Sun Pharmaceutical Industries Limited (SUNPHARMA.NS) - Growth Opportunities
Sun Pharmaceutical is positioned to accelerate revenue and margin expansion through specialty biologics, newly acquired oncology assets, geographic expansion and continued R&D investment. Key near‑term and medium‑term catalysts to watch:- Ilumya (immunology): Phase 3 data readout expected in H2 CY25 - a successful outcome would materially de‑risk launch and support meaningful specialty sales growth.
- Leqselvi: Launch now expected in Q2 FY26; commercial rollout should add to top‑line from FY26 onward once distribution and physician adoption scale.
- Checkpoint Therapeutics acquisition: Strengthens oncology portfolio and creates incremental oncology revenue streams and cross‑sell opportunities into existing markets.
- Emerging market expansion: Targeted growth in Romania, Russia and Brazil to bolster ex‑US/India diversification and leverage established generics and specialty channels.
- Global specialty sales momentum: Specialty segment grew 8.6% YoY in Q4 FY25 - continued outperformance here can lift consolidated margins due to higher ASPs and better gross margins.
- R&D commitment: R&D spend of ₹8,166 million in Q4 FY25 underpins pipeline progression and future molecule launches.
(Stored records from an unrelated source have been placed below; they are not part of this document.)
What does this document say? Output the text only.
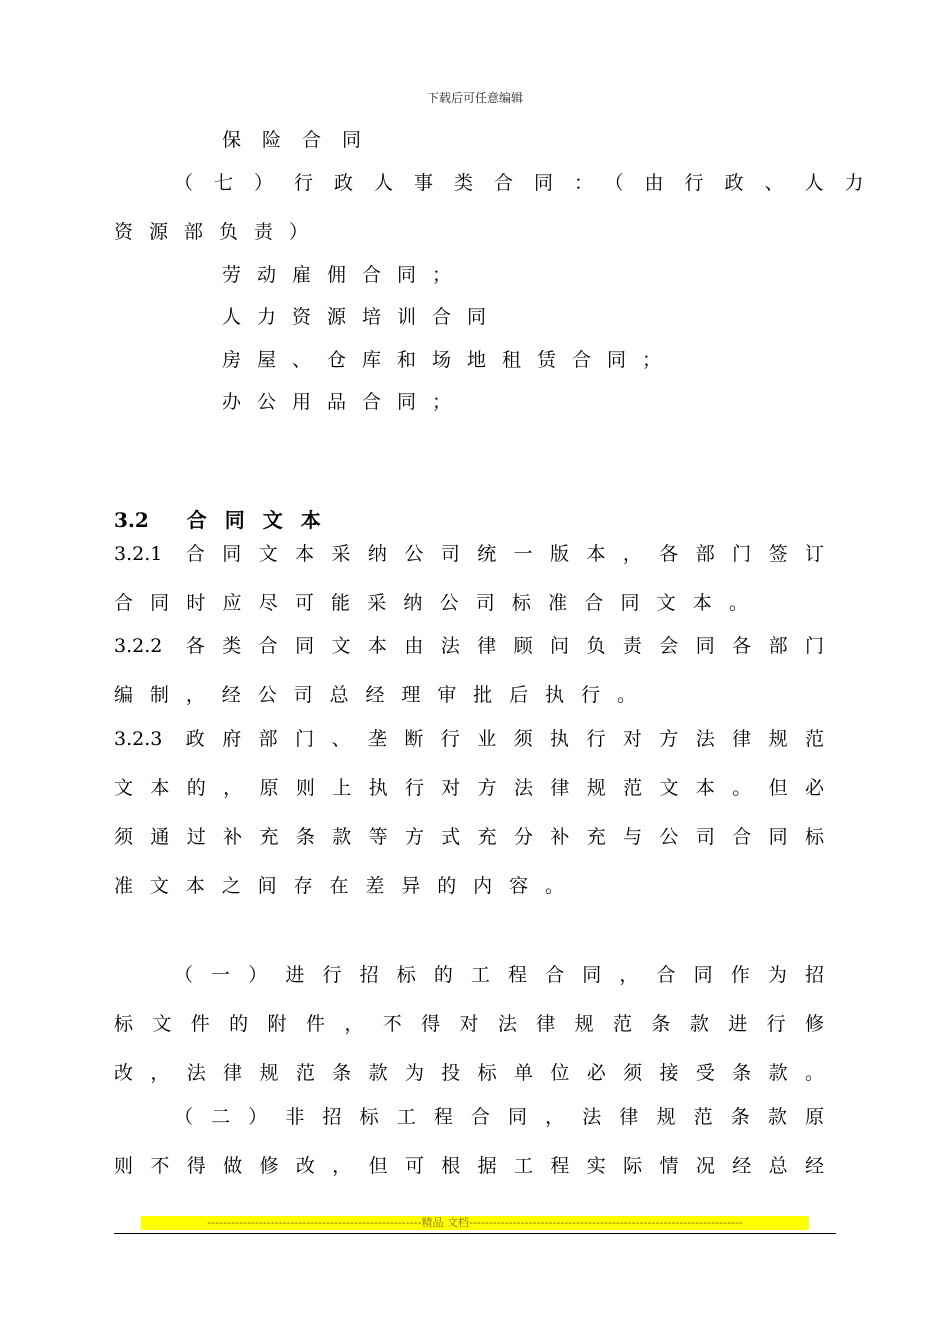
下载后可任意编辑
保险合同
（七）行政人事类合同：（由行政、人力
资源部负责）
劳动雇佣合同；
人力资源培训合同
房屋、仓库和场地租赁合同；
办公用品合同；
3.2 合同文本
3.2.1 合同文本采纳公司统一版本，各部门签订
合同时应尽可能采纳公司标准合同文本。
3.2.2 各类合同文本由法律顾问负责会同各部门
编制，经公司总经理审批后执行。
3.2.3 政府部门、垄断行业须执行对方法律规范
文本的，原则上执行对方法律规范文本。但必
须通过补充条款等方式充分补充与公司合同标
准文本之间存在差异的内容。
（一）进行招标的工程合同，合同作为招
标文件的附件，不得对法律规范条款进行修
改，法律规范条款为投标单位必须接受条款。
（二）非招标工程合同，法律规范条款原
则不得做修改，但可根据工程实际情况经总经
------------------------------------------------------精品 文档---------------------------------------------------------------------
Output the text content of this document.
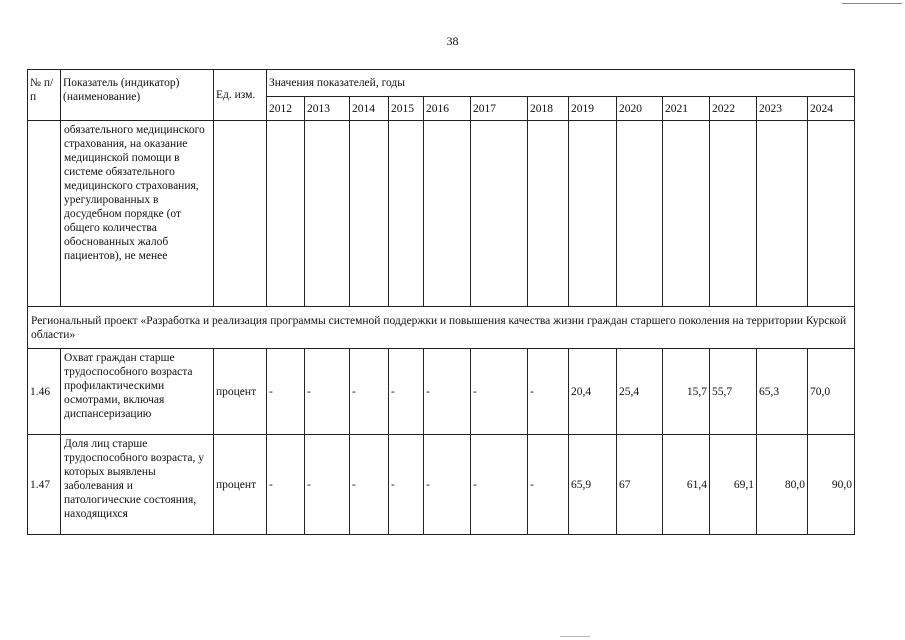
38
№ п/п	Показатель (индикатор) (наименование)	Ед. изм.	Значения показателей, годы												
			2012	2013	2014	2015	2016	2017	2018	2019	2020	2021	2022	2023	2024
	обязательного медицинского страхования, на оказание медицинской помощи в системе обязательного медицинского страхования, урегулированных в досудебном порядке (от общего количества обоснованных жалоб пациентов), не менее														
Региональный проект «Разработка и реализация программы системной поддержки и повышения качества жизни граждан старшего поколения на территории Курской области»															
1.46	Охват граждан старше трудоспособного возраста профилактическими осмотрами, включая диспансеризацию	процент	-	-	-	-	-	-	-	20,4	25,4	15,7	55,7	65,3	70,0
1.47	Доля лиц старше трудоспособного возраста, у которых выявлены заболевания и патологические состояния, находящихся	процент	-	-	-	-	-	-	-	65,9	67	61,4	69,1	80,0	90,0
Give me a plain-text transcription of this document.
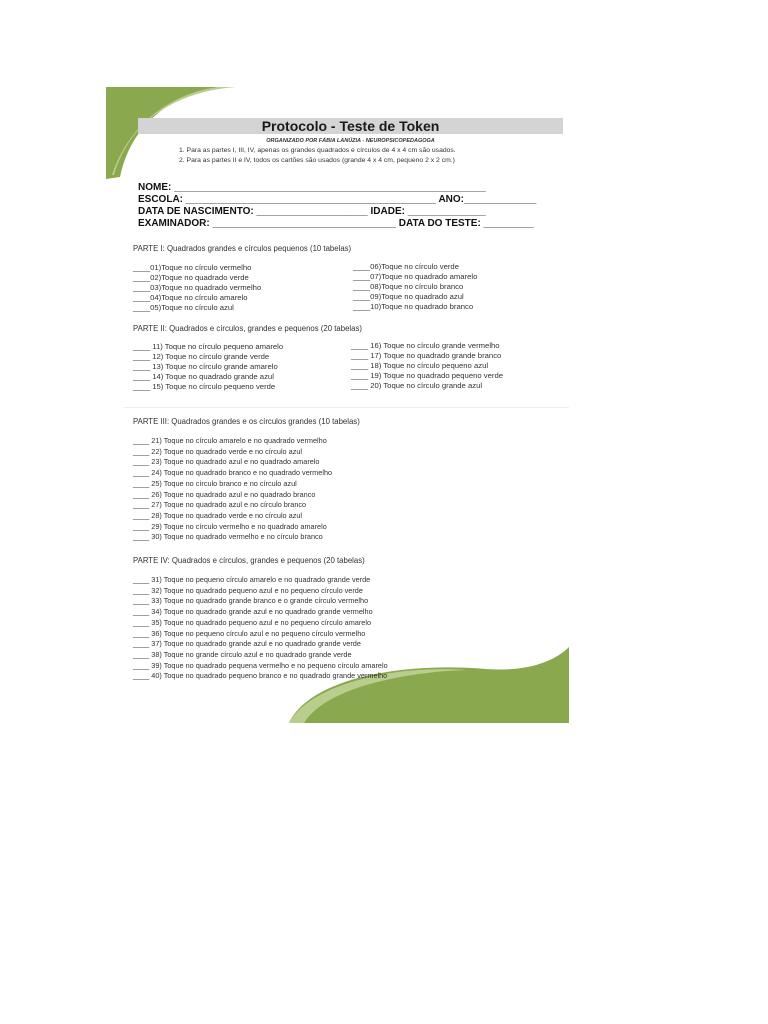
Protocolo - Teste de Token
ORGANIZADO POR FÁBIA LANÚZIA - NEUROPSICOPEDAGOGA
1. Para as partes I, III, IV, apenas os grandes quadrados e círculos de 4 x 4 cm são usados.
2. Para as partes II e IV, todos os cartões são usados (grande 4 x 4 cm, pequeno 2 x 2 cm.)
NOME: ________________________________________________________
ESCOLA: _____________________________________________ ANO:_____________
DATA DE NASCIMENTO: ____________________ IDADE: ______________
EXAMINADOR: _________________________________ DATA DO TESTE: _________
PARTE I: Quadrados grandes e círculos pequenos (10 tabelas)
____01)Toque no círculo vermelho
____02)Toque no quadrado verde
____03)Toque no quadrado vermelho
____04)Toque no círculo amarelo
____05)Toque no círculo azul
____06)Toque no círculo verde
____07)Toque no quadrado amarelo
____08)Toque no círculo branco
____09)Toque no quadrado azul
____10)Toque no quadrado branco
PARTE II: Quadrados e círculos, grandes e pequenos (20 tabelas)
____ 11) Toque no círculo pequeno amarelo
____ 12) Toque no círculo grande verde
____ 13) Toque no círculo grande amarelo
____ 14) Toque no quadrado grande azul
____ 15) Toque no círculo pequeno verde
____ 16) Toque no círculo grande vermelho
____ 17) Toque no quadrado grande branco
____ 18) Toque no círculo pequeno azul
____ 19) Toque no quadrado pequeno verde
____ 20) Toque no círculo grande azul
PARTE III: Quadrados grandes e os círculos grandes (10 tabelas)
____ 21) Toque no círculo amarelo e no quadrado vermelho
____ 22) Toque no quadrado verde e no círculo azul
____ 23) Toque no quadrado azul e no quadrado amarelo
____ 24) Toque no quadrado branco e no quadrado vermelho
____ 25) Toque no círculo branco e no círculo azul
____ 26) Toque no quadrado azul e no quadrado branco
____ 27) Toque no quadrado azul e no círculo branco
____ 28) Toque no quadrado verde e no círculo azul
____ 29) Toque no círculo vermelho e no quadrado amarelo
____ 30) Toque no quadrado vermelho e no círculo branco
PARTE IV: Quadrados e círculos, grandes e pequenos (20 tabelas)
____ 31) Toque no pequeno círculo amarelo e no quadrado grande verde
____ 32) Toque no quadrado pequeno azul e no pequeno círculo verde
____ 33) Toque no quadrado grande branco e o grande círculo vermelho
____ 34) Toque no quadrado grande azul e no quadrado grande vermelho
____ 35) Toque no quadrado pequeno azul e no pequeno círculo amarelo
____ 36) Toque no pequeno círculo azul e no pequeno círculo vermelho
____ 37) Toque no quadrado grande azul e no quadrado grande verde
____ 38) Toque no grande círculo azul e no quadrado grande verde
____ 39) Toque no quadrado pequena vermelho e no pequeno círculo amarelo
____ 40) Toque no quadrado pequeno branco e no quadrado grande vermelho
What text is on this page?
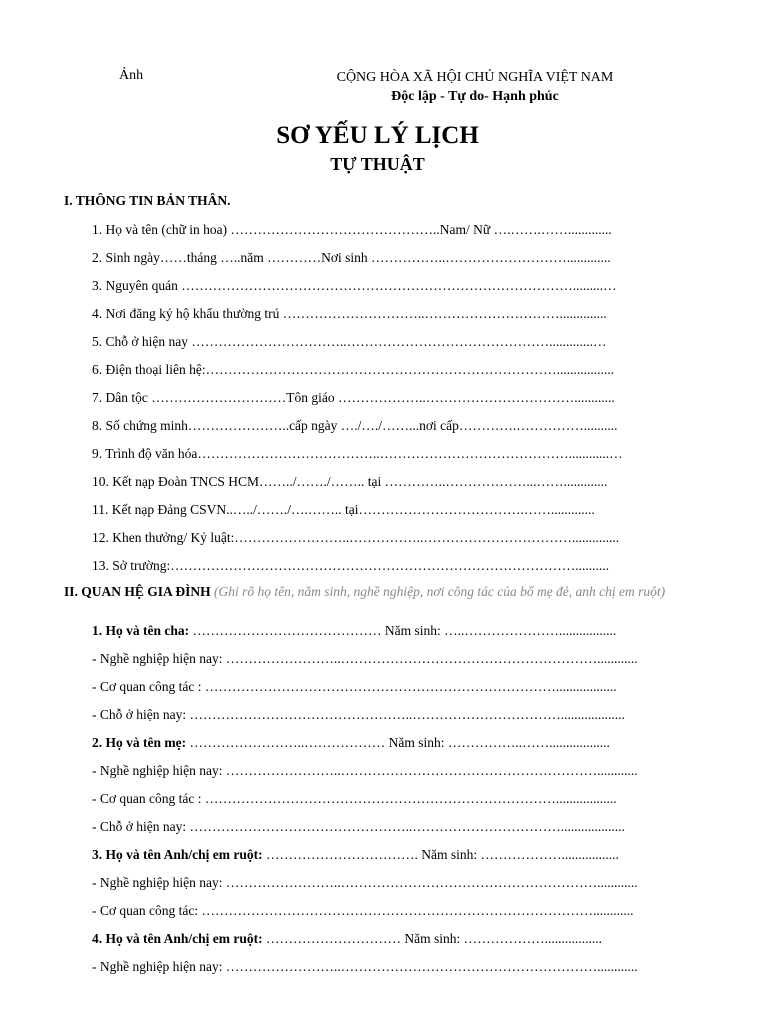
Ảnh	CỘNG HÒA XÃ HỘI CHỦ NGHĨA VIỆT NAM
Độc lập - Tự do- Hạnh phúc
SƠ YẾU LÝ LỊCH
TỰ THUẬT
I. THÔNG TIN BẢN THÂN.
1. Họ và tên (chữ in hoa) ………………………………………..Nam/ Nữ ….…….…….............
2. Sinh ngày……tháng …..năm …………Nơi sinh ……………..……………………….............
3. Nguyên quán …………………………………………………………………………….........…
4. Nơi đăng ký hộ khẩu thường trú …………………………..…………………………..............
5. Chỗ ở hiện nay ……………………………..……………………………………….............…
6. Điện thoại liên hệ:…………………………………………………………………….................
7. Dân tộc …………………………Tôn giáo ………………..……………………………............
8. Số chứng minh…………………..cấp ngày …./…./……...nơi cấp………….……………..........
9. Trình độ văn hóa…………………………………..……………………………………............…
10. Kết nạp Đoàn TNCS HCM……../……./…….. tại …………..………………...…….............
11. Kết nạp Đảng CSVN..…../……./….…….. tại……………………………….…….............
12. Khen thưởng/ Kỷ luật:……………………..……………..……………………………..............
13. Sở trường:………………………………………………………………………………..........
II. QUAN HỆ GIA ĐÌNH (Ghi rõ họ tên, năm sinh, nghề nghiệp, nơi công tác của bố mẹ đẻ, anh chị em ruột)
1. Họ và tên cha: …………………………………… Năm sinh: …..………………….................
- Nghề nghiệp hiện nay: ……………………..…………………………………………………............
- Cơ quan công tác : ……………………………………………………………………..................
- Chỗ ở hiện nay: …………………………………………..……………………………...................
2. Họ và tên mẹ: ……………………..……………… Năm sinh: ……………..……..................
- Nghề nghiệp hiện nay: ……………………..…………………………………………………............
- Cơ quan công tác : ……………………………………………………………………..................
- Chỗ ở hiện nay: …………………………………………..……………………………...................
3. Họ và tên Anh/chị em ruột: ……………………………. Năm sinh: ……………….................
- Nghề nghiệp hiện nay: ……………………..…………………………………………………............
- Cơ quan công tác: ……………………………………………………………………………............
4. Họ và tên Anh/chị em ruột: ………………………… Năm sinh: ……………….................
- Nghề nghiệp hiện nay: ……………………..…………………………………………………............
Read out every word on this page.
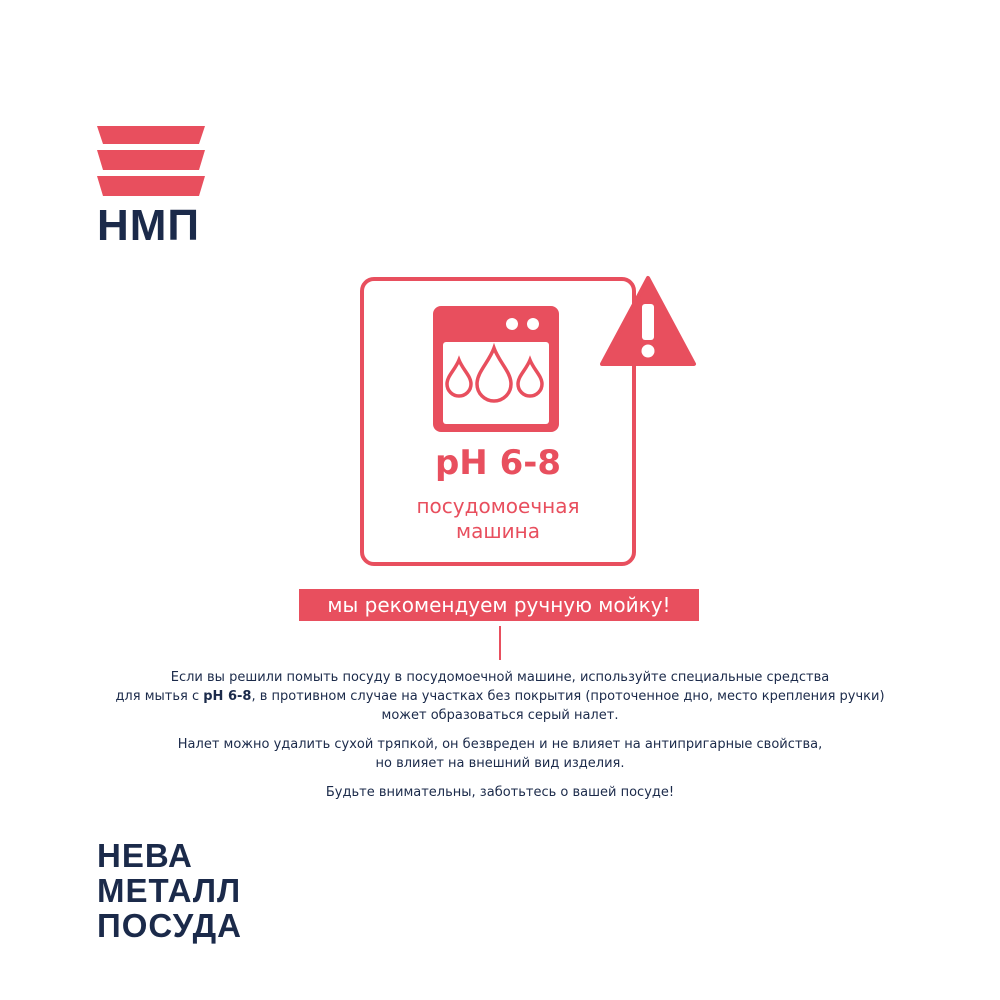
НМП
pH 6-8
посудомоечная
машина
мы рекомендуем ручную мойку!

Если вы решили помыть посуду в посудомоечной машине, используйте специальные средства
для мытья с pH 6-8, в противном случае на участках без покрытия (проточенное дно, место крепления ручки)
может образоваться серый налет.

Налет можно удалить сухой тряпкой, он безвреден и не влияет на антипригарные свойства,
но влияет на внешний вид изделия.

Будьте внимательны, заботьтесь о вашей посуде!

НЕВА
МЕТАЛЛ
ПОСУДА
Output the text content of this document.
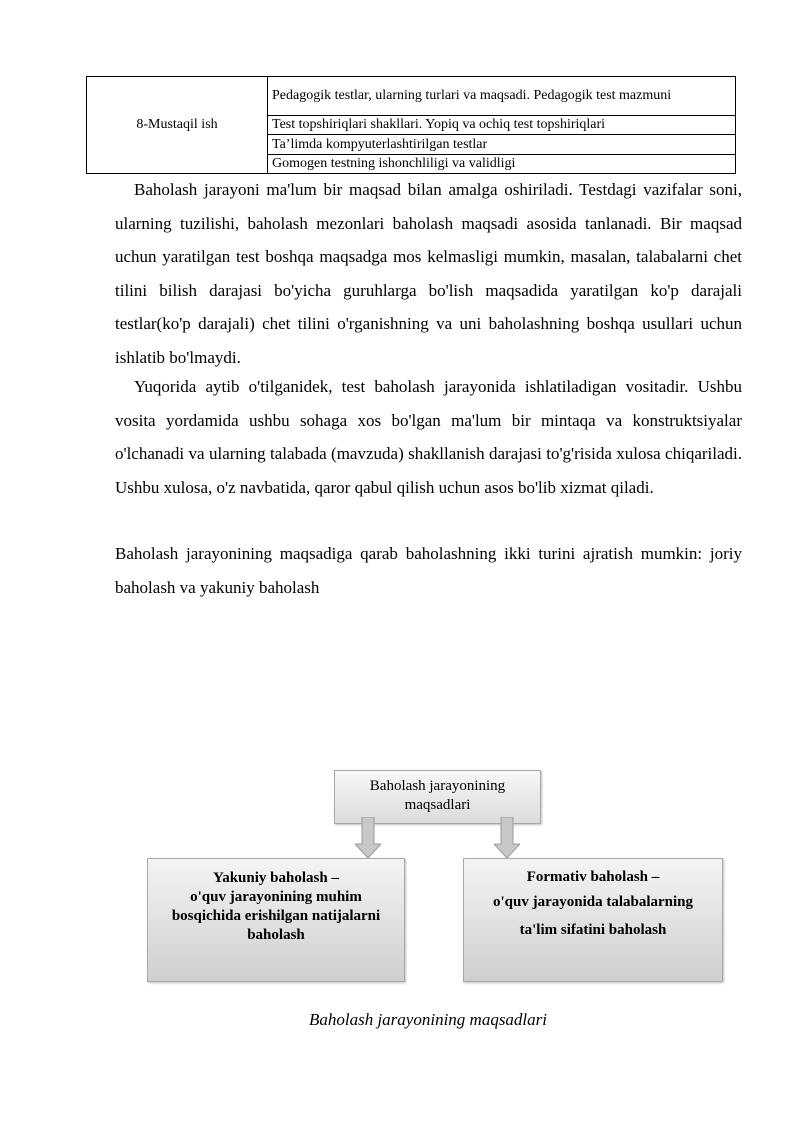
8-Mustaqil ish	Pedagogik testlar, ularning turlari va maqsadi. Pedagogik test mazmuni
Test topshiriqlari shakllari. Yopiq va ochiq test topshiriqlari
Ta’limda kompyuterlashtirilgan testlar
Gomogen testning ishonchliligi va validligi

Baholash jarayoni ma'lum bir maqsad bilan amalga oshiriladi. Testdagi vazifalar soni, ularning tuzilishi, baholash mezonlari baholash maqsadi asosida tanlanadi. Bir maqsad uchun yaratilgan test boshqa maqsadga mos kelmasligi mumkin, masalan, talabalarni chet tilini bilish darajasi bo'yicha guruhlarga bo'lish maqsadida yaratilgan ko'p darajali testlar(ko'p darajali) chet tilini o'rganishning va uni baholashning boshqa usullari uchun ishlatib bo'lmaydi.

Yuqorida aytib o'tilganidek, test baholash jarayonida ishlatiladigan vositadir. Ushbu vosita yordamida ushbu sohaga xos bo'lgan ma'lum bir mintaqa va konstruktsiyalar o'lchanadi va ularning talabada (mavzuda) shakllanish darajasi to'g'risida xulosa chiqariladi. Ushbu xulosa, o'z navbatida, qaror qabul qilish uchun asos bo'lib xizmat qiladi.

Baholash jarayonining maqsadiga qarab baholashning ikki turini ajratish mumkin: joriy baholash va yakuniy baholash

Baholash jarayonining
maqsadlari
Yakuniy baholash –
o'quv jarayonining muhim
bosqichida erishilgan natijalarni
baholash
Formativ baholash –
o'quv jarayonida talabalarning
ta'lim sifatini baholash
Baholash jarayonining maqsadlari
| Catalyst | Timing | Illustrative Financial Impact | Notes |
|---|---|---|---|
| Ilumya Phase 3 readout | H2 CY25 | Potential incremental revenue: ₹2,000-5,000 million p.a. (if approved & commercialized) | Drives immunology franchise and higher‑margin biologics sales. |
| Leqselvi launch | Q2 FY26 | Initial annual contribution: ₹500-1,500 million (scaling thereafter) | Delayed launch implies frontloaded marketing spend at launch. |
| Checkpoint Therapeutics acquisition | Completed/Integration ongoing | Synergy potential: ₹1,000-3,000 million incremental oncology sales over 3 years | Adds proprietary oncology assets and US commercial capabilities. |
| Emerging market expansion (RO, RU, BR) | FY25-FY27 | Market penetration upside: ₹1,000-2,500 million incremental sales | Leverages generics and branded specialty channels; local regulatory tailwinds vary by market. |
| Global specialty sales trajectory | Q4 FY25 reported; ongoing | Specialty growth at 8.6% YoY - margin expansion potential of 200-400 bps if maintained | Higher ASPs and stronger gross margins than commodity generics. |
| R&D investment | Q4 FY25 spend reported | ₹8,166 million in Q4 FY25 | Sustained R&D spend supports multiple pipeline readouts and life‑cycle management. |
- Commercial execution risks: Market access, pricing pressure in key markets, and physician uptake timelines will determine realized revenue versus modeled upside.
- Regulatory and clinical risk: Ilumya Phase 3 outcomes and any label/approval delays directly affect near‑term valuation of the immunology franchise.
- Integration risk: Realizing Checkpoint synergies depends on effective integration and successful US oncology commercialization.